BERISIK

Miftah Widiyan Pangastuti
Chapter #2

Survive?

Bima, 2008.

Siang itu, seorang lelaki remaja dengan tas ransel lusuh di pundaknya berlari sekuat tenaga. Tak peduli pada telapak kakinya yang mulai terasa kesakitan akibat menahan kerikil kecil yang menusuk-nusuk alas kakinya. Sepatunya tampak aus, tetapi ia terus berlari. Seolah ada anjing gila yang sedang mengejarnya.

Ngos-ngosan di ujung jalan, lelaki itu membetulkan letak tas ranselnya yang melorot. Tatapan matanya tampak tak bersahabat sekaligus lelah. Keringat mengucur deras tanpa ia seka sedikit pun.

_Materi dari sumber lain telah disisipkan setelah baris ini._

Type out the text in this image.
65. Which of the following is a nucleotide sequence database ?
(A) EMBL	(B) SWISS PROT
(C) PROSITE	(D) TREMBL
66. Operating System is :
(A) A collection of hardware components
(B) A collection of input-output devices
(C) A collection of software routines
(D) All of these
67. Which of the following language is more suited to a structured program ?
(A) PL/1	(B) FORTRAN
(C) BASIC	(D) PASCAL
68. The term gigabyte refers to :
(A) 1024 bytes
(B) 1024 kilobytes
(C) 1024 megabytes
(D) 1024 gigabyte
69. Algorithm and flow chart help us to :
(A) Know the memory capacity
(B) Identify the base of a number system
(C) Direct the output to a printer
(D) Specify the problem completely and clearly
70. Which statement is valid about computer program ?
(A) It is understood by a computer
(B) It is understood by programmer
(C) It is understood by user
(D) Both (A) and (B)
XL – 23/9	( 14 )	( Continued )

Perlahan, ia melangkah maju menuju gerbang sebuah rumah berpagar besi tinggi. Sembari mengatur napas, ia mencoba tenang. Tiba tepat di depan pagar, ia melihat sekeliling, tampak sepi sekali seolah tidak ada penghuni di rumah itu. Sekali lagi ia mencoba menengok ke dalam pagar, melintasi setiap sudut yang bisa ia lihat dalam jangkauan pandangannya. Sepi.

"Cari siapa?" tanya seorang perempuan dari balik badannya. Mengejutkan.

"Ini bener rumah Pak Junaidi?"

"Iya. Siapa ya?"

Lelaki itu memperkenalkan dirinya tanpa menjulurkan tangan, "Aku Bima. Teman belajar untuk putri Pak Junaidi."

"Teman belajar? Aku?" perempuan itu terheran-heran dengan pernyataan Bima.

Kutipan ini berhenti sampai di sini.